But, let’s be real — it’s not going to happen for a good long while. The latest, greatest example has been the notion of Barclays perhaps buying Standard Chartered, replacing, in one fell swoop, the Asian and African exposure that Barclays has spent the last several years expensively extracting itself from.
Both firms swiftly denied formal talks, though, clearly, fantasy M&A becomes more entertaining still if you happen to sit on the board of a systemically important global behemoth.
Since the wave of crisis-driven consolidation in 2007-09, regulators have been fervently opposed to big banks growing any bigger, and, more recently, revamped capital requirements to punish those that increase in size and complexity. The rewards of size have also been cut, with balance sheets balkanised, and capital and liquidity trapped in-country.

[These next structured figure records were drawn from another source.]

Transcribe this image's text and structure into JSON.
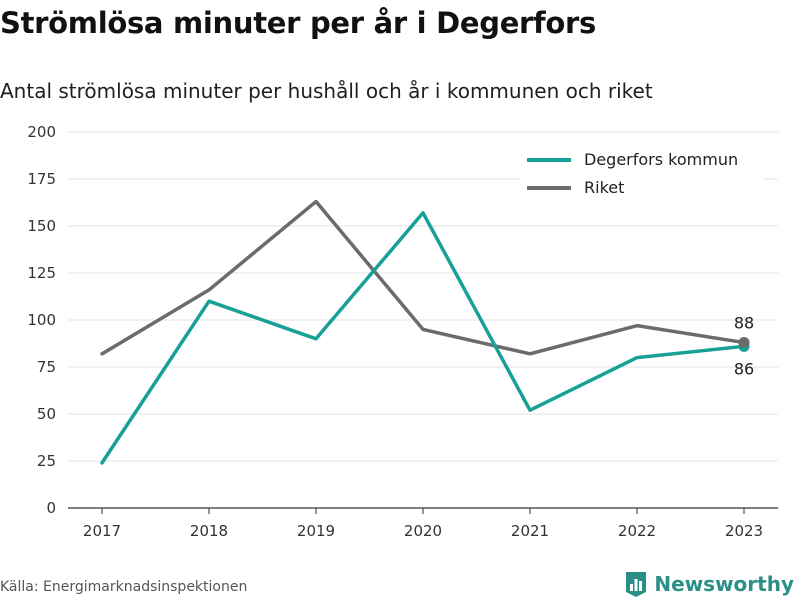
{
  "title": "Strömlösa minuter per år i Degerfors",
  "subtitle": "Antal strömlösa minuter per hushåll och år i kommunen och riket",
  "source": "Källa: Energimarknadsinspektionen",
  "brand": {
    "name": "Newsworthy",
    "logo_icon": "bar-chart-icon",
    "color": "#2a8f86"
  },
  "chart_data": {
    "type": "line",
    "x": [
      2017,
      2018,
      2019,
      2020,
      2021,
      2022,
      2023
    ],
    "ylim": [
      0,
      200
    ],
    "yticks": [
      0,
      25,
      50,
      75,
      100,
      125,
      150,
      175,
      200
    ],
    "grid": "horizontal",
    "legend_position": "top-right",
    "series": [
      {
        "name": "Degerfors kommun",
        "color": "#16a096",
        "values": [
          24,
          110,
          90,
          157,
          52,
          80,
          86
        ],
        "end_label": "86"
      },
      {
        "name": "Riket",
        "color": "#6b6b6b",
        "values": [
          82,
          116,
          163,
          95,
          82,
          97,
          88
        ],
        "end_label": "88"
      }
    ]
  }
}
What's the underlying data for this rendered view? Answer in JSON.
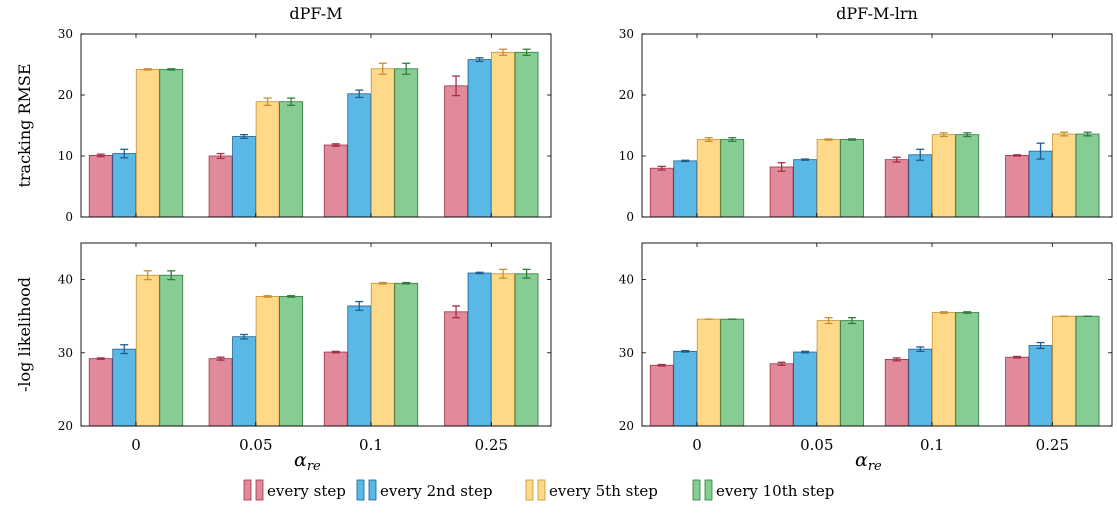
{
  "legend": [
    {
      "label": "every step",
      "fill": "#e08a9b",
      "stroke": "#a63046"
    },
    {
      "label": "every 2nd step",
      "fill": "#5ab8e6",
      "stroke": "#1f5f8f"
    },
    {
      "label": "every 5th step",
      "fill": "#ffd98a",
      "stroke": "#c7902f"
    },
    {
      "label": "every 10th step",
      "fill": "#86cc93",
      "stroke": "#2f7d3f"
    }
  ],
  "columns": [
    {
      "title": "dPF-M"
    },
    {
      "title": "dPF-M-lrn"
    }
  ],
  "x_axis_label": "α",
  "x_axis_label_sub": "re",
  "chart_data": [
    {
      "type": "bar",
      "panel": "top-left",
      "column": 0,
      "row": 0,
      "title": "dPF-M",
      "ylabel": "tracking RMSE",
      "xlabel": "",
      "categories": [
        "0",
        "0.05",
        "0.1",
        "0.25"
      ],
      "ylim": [
        0,
        30
      ],
      "yticks": [
        0,
        10,
        20,
        30
      ],
      "grid": false,
      "series": [
        {
          "name": "every step",
          "values": [
            10.1,
            10.0,
            11.8,
            21.5
          ],
          "err": [
            0.2,
            0.4,
            0.2,
            1.6
          ]
        },
        {
          "name": "every 2nd step",
          "values": [
            10.4,
            13.2,
            20.2,
            25.8
          ],
          "err": [
            0.7,
            0.3,
            0.6,
            0.3
          ]
        },
        {
          "name": "every 5th step",
          "values": [
            24.2,
            18.9,
            24.3,
            27.0
          ],
          "err": [
            0.1,
            0.6,
            0.9,
            0.5
          ]
        },
        {
          "name": "every 10th step",
          "values": [
            24.2,
            18.9,
            24.3,
            27.0
          ],
          "err": [
            0.1,
            0.6,
            0.9,
            0.5
          ]
        }
      ]
    },
    {
      "type": "bar",
      "panel": "top-right",
      "column": 1,
      "row": 0,
      "title": "dPF-M-lrn",
      "ylabel": "",
      "xlabel": "",
      "categories": [
        "0",
        "0.05",
        "0.1",
        "0.25"
      ],
      "ylim": [
        0,
        30
      ],
      "yticks": [
        0,
        10,
        20,
        30
      ],
      "grid": false,
      "series": [
        {
          "name": "every step",
          "values": [
            8.0,
            8.2,
            9.4,
            10.1
          ],
          "err": [
            0.3,
            0.7,
            0.4,
            0.1
          ]
        },
        {
          "name": "every 2nd step",
          "values": [
            9.2,
            9.4,
            10.2,
            10.8
          ],
          "err": [
            0.1,
            0.1,
            0.9,
            1.3
          ]
        },
        {
          "name": "every 5th step",
          "values": [
            12.7,
            12.7,
            13.5,
            13.6
          ],
          "err": [
            0.3,
            0.1,
            0.3,
            0.3
          ]
        },
        {
          "name": "every 10th step",
          "values": [
            12.7,
            12.7,
            13.5,
            13.6
          ],
          "err": [
            0.3,
            0.1,
            0.3,
            0.3
          ]
        }
      ]
    },
    {
      "type": "bar",
      "panel": "bottom-left",
      "column": 0,
      "row": 1,
      "title": "",
      "ylabel": "-log likelihood",
      "xlabel": "αre",
      "categories": [
        "0",
        "0.05",
        "0.1",
        "0.25"
      ],
      "ylim": [
        20,
        45
      ],
      "yticks": [
        20,
        30,
        40
      ],
      "grid": false,
      "series": [
        {
          "name": "every step",
          "values": [
            29.2,
            29.2,
            30.1,
            35.6
          ],
          "err": [
            0.1,
            0.2,
            0.1,
            0.8
          ]
        },
        {
          "name": "every 2nd step",
          "values": [
            30.5,
            32.2,
            36.4,
            40.9
          ],
          "err": [
            0.6,
            0.3,
            0.6,
            0.1
          ]
        },
        {
          "name": "every 5th step",
          "values": [
            40.6,
            37.7,
            39.5,
            40.8
          ],
          "err": [
            0.6,
            0.1,
            0.1,
            0.6
          ]
        },
        {
          "name": "every 10th step",
          "values": [
            40.6,
            37.7,
            39.5,
            40.8
          ],
          "err": [
            0.6,
            0.1,
            0.1,
            0.6
          ]
        }
      ]
    },
    {
      "type": "bar",
      "panel": "bottom-right",
      "column": 1,
      "row": 1,
      "title": "",
      "ylabel": "",
      "xlabel": "αre",
      "categories": [
        "0",
        "0.05",
        "0.1",
        "0.25"
      ],
      "ylim": [
        20,
        45
      ],
      "yticks": [
        20,
        30,
        40
      ],
      "grid": false,
      "series": [
        {
          "name": "every step",
          "values": [
            28.3,
            28.5,
            29.1,
            29.4
          ],
          "err": [
            0.1,
            0.2,
            0.2,
            0.1
          ]
        },
        {
          "name": "every 2nd step",
          "values": [
            30.2,
            30.1,
            30.5,
            31.0
          ],
          "err": [
            0.1,
            0.1,
            0.3,
            0.4
          ]
        },
        {
          "name": "every 5th step",
          "values": [
            34.6,
            34.4,
            35.5,
            35.0
          ],
          "err": [
            0.0,
            0.4,
            0.1,
            0.0
          ]
        },
        {
          "name": "every 10th step",
          "values": [
            34.6,
            34.4,
            35.5,
            35.0
          ],
          "err": [
            0.0,
            0.4,
            0.1,
            0.0
          ]
        }
      ]
    }
  ]
}
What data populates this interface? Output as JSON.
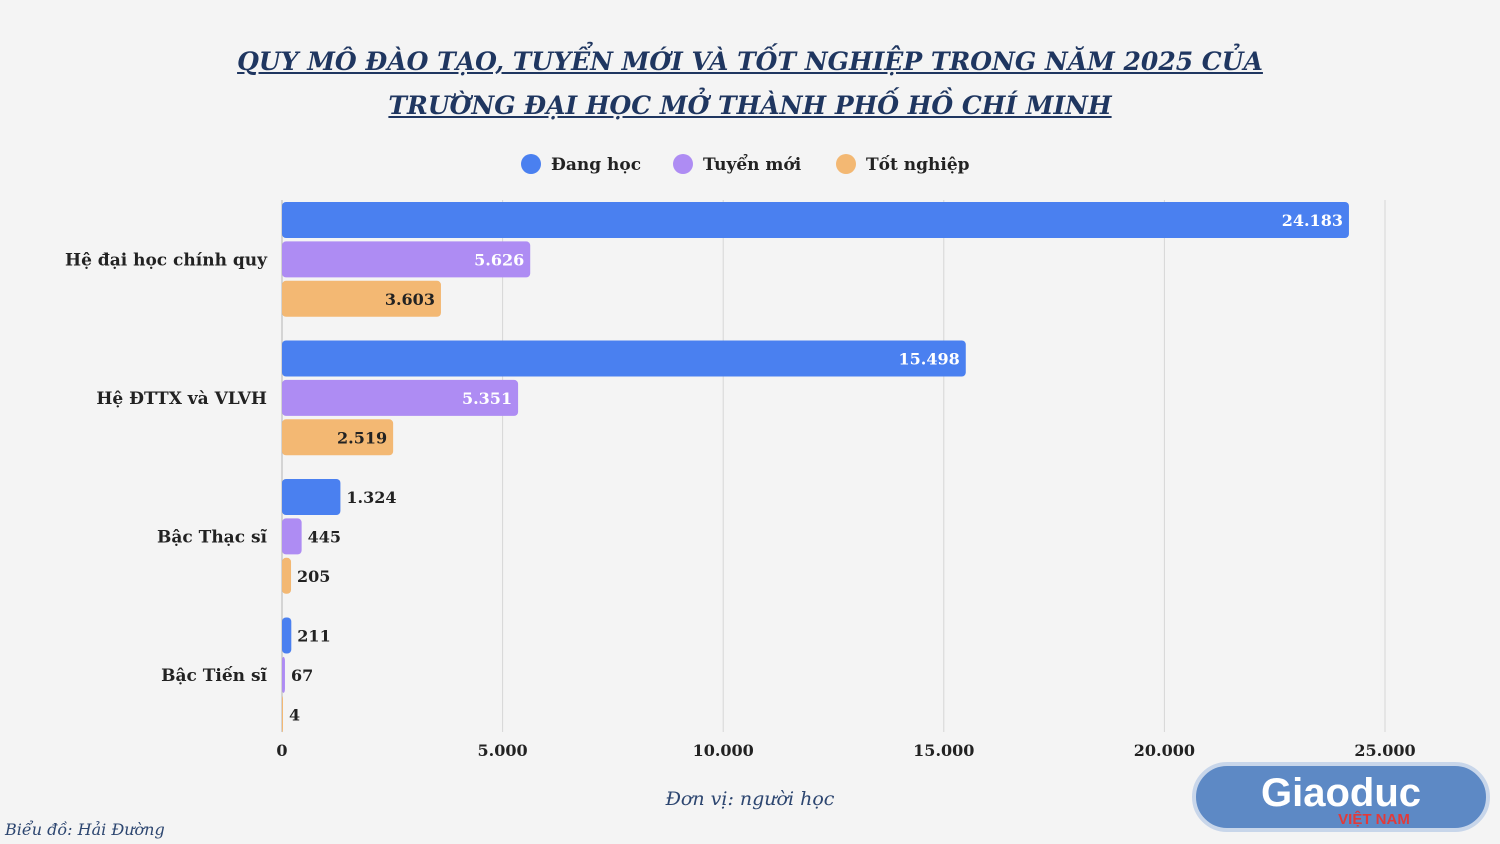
{
  "title": {
    "line1": "QUY MÔ ĐÀO TẠO, TUYỂN MỚI VÀ TỐT NGHIỆP TRONG NĂM 2025 CỦA",
    "line2": "TRƯỜNG ĐẠI HỌC MỞ THÀNH PHỐ HỒ CHÍ MINH"
  },
  "unit_note": "Đơn vị: người học",
  "credit": "Biểu đồ: Hải Đường",
  "logo": {
    "text": "Giaoduc",
    "subtext": "VIỆT NAM"
  },
  "chart_data": {
    "type": "bar",
    "orientation": "horizontal",
    "categories": [
      "Hệ đại học chính quy",
      "Hệ ĐTTX và VLVH",
      "Bậc Thạc sĩ",
      "Bậc Tiến sĩ"
    ],
    "series": [
      {
        "name": "Đang học",
        "color": "#4a80f0",
        "values": [
          24183,
          15498,
          1324,
          211
        ],
        "labels": [
          "24.183",
          "15.498",
          "1.324",
          "211"
        ]
      },
      {
        "name": "Tuyển mới",
        "color": "#ae8cf3",
        "values": [
          5626,
          5351,
          445,
          67
        ],
        "labels": [
          "5.626",
          "5.351",
          "445",
          "67"
        ]
      },
      {
        "name": "Tốt nghiệp",
        "color": "#f3b873",
        "values": [
          3603,
          2519,
          205,
          4
        ],
        "labels": [
          "3.603",
          "2.519",
          "205",
          "4"
        ]
      }
    ],
    "xlim": [
      0,
      25000
    ],
    "xticks": [
      0,
      5000,
      10000,
      15000,
      20000,
      25000
    ],
    "xtick_labels": [
      "0",
      "5.000",
      "10.000",
      "15.000",
      "20.000",
      "25.000"
    ],
    "grid": true,
    "legend": "top-center"
  }
}
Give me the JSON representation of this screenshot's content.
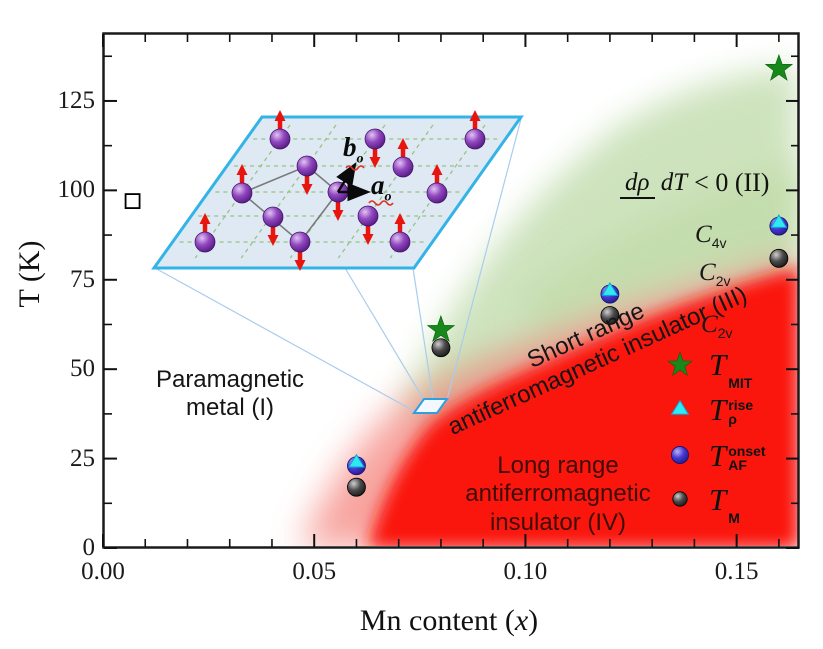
{
  "figure": {
    "x_axis": {
      "title_pre": "Mn content (",
      "title_var": "x",
      "title_post": ")",
      "major_ticks": [
        {
          "v": 0.0,
          "label": "0.00"
        },
        {
          "v": 0.05,
          "label": "0.05"
        },
        {
          "v": 0.1,
          "label": "0.10"
        },
        {
          "v": 0.15,
          "label": "0.15"
        }
      ],
      "minor_step": 0.01,
      "range": [
        0,
        0.165
      ]
    },
    "y_axis": {
      "title": "T (K)",
      "major_ticks": [
        {
          "v": 0,
          "label": "0"
        },
        {
          "v": 25,
          "label": "25"
        },
        {
          "v": 50,
          "label": "50"
        },
        {
          "v": 75,
          "label": "75"
        },
        {
          "v": 100,
          "label": "100"
        },
        {
          "v": 125,
          "label": "125"
        }
      ],
      "minor_step": 12.5,
      "range": [
        0,
        144
      ]
    },
    "regions": {
      "paramagnetic": {
        "line1": "Paramagnetic",
        "line2": "metal (I)"
      },
      "short_range": {
        "line1": "Short range",
        "line2": "antiferromagnetic insulator (III)"
      },
      "long_range": {
        "line1": "Long range",
        "line2": "antiferromagnetic",
        "line3": "insulator (IV)"
      },
      "drho": {
        "numerator": "dρ",
        "denominator": "dT",
        "rest": "< 0 (II)"
      }
    },
    "symmetry_labels": [
      {
        "main": "C",
        "sub": "4v"
      },
      {
        "main": "C",
        "sub": "2v"
      },
      {
        "main": "C",
        "sub": "2v"
      }
    ],
    "legend": {
      "items": [
        {
          "marker": "green-star",
          "main": "T",
          "sup": "",
          "sub": "MIT"
        },
        {
          "marker": "cyan-triangle",
          "main": "T",
          "sup": "rise",
          "sub": "ρ"
        },
        {
          "marker": "blue-circle",
          "main": "T",
          "sup": "onset",
          "sub": "AF"
        },
        {
          "marker": "dark-circle",
          "main": "T",
          "sup": "",
          "sub": "M"
        }
      ]
    },
    "inset": {
      "a_main": "a",
      "a_sub": "o",
      "b_main": "b",
      "b_sub": "o"
    },
    "colors": {
      "red_phase": "#fa1208",
      "pink_halo": "#f2685e",
      "green_phase": "#cde3bd",
      "star_green": "#17891a",
      "triangle_cyan": "#2de9f0",
      "circle_blue": "#4539d6",
      "circle_dark": "#2b2b2b",
      "inset_plane": "#dee9f4",
      "inset_border": "#33b3e6",
      "atom_purple": "#9148c0",
      "spin_red": "#e8150f"
    }
  },
  "chart_data": {
    "type": "scatter",
    "title": "",
    "xlabel": "Mn content (x)",
    "ylabel": "T (K)",
    "xlim": [
      0,
      0.165
    ],
    "ylim": [
      0,
      144
    ],
    "grid": false,
    "legend_position": "lower right",
    "series": [
      {
        "name": "T_AF_onset",
        "marker": "blue-circle",
        "color": "#4539d6",
        "points": [
          [
            0.06,
            23
          ],
          [
            0.12,
            71
          ],
          [
            0.16,
            90
          ]
        ]
      },
      {
        "name": "T_rho_rise",
        "marker": "cyan-triangle",
        "color": "#2de9f0",
        "points": [
          [
            0.06,
            23
          ],
          [
            0.12,
            71
          ],
          [
            0.16,
            90
          ]
        ]
      },
      {
        "name": "T_M",
        "marker": "dark-circle",
        "color": "#2b2b2b",
        "points": [
          [
            0.06,
            17
          ],
          [
            0.08,
            56
          ],
          [
            0.12,
            65
          ],
          [
            0.16,
            81
          ]
        ]
      },
      {
        "name": "T_MIT",
        "marker": "green-star",
        "color": "#17891a",
        "points": [
          [
            0.08,
            61
          ],
          [
            0.16,
            134
          ]
        ]
      },
      {
        "name": "unlabeled",
        "marker": "open-square",
        "color": "#000000",
        "points": [
          [
            0.007,
            97
          ]
        ]
      }
    ],
    "phase_regions": [
      "Paramagnetic metal (I)",
      "dρ/dT < 0 (II)",
      "Short range antiferromagnetic insulator (III)",
      "Long range antiferromagnetic insulator (IV)"
    ],
    "inset_note": "magnetic lattice with spins, axes a_o and b_o, zoom lines point to x≈0.077, T≈40"
  }
}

FIG M&A since then has been about spin-offs and disposals, pruning non-core exposures and sub-scale regional businesses, as well as in-country consolidation. Retail banking markets in Germany, Italy and Spain could use further consolidation, but it is likely to be driven by the national champions swallowing smaller rivals — and it’s a long way from two international firms, with chunky investment banks, opting to merge.
Barclays, in particular, has just been through a brutal round of prep for ring-fencing, with the separation of systems and reallocation of customers. Even banks without this hurdle to clear are running as fast as they can to rationalise their own tech and cut costs — the last thing any management team needs is a whole other bank to integrate.
At some point in the far future, the cycle has to turn — but, until then, thanks for playing, but it’s just a game.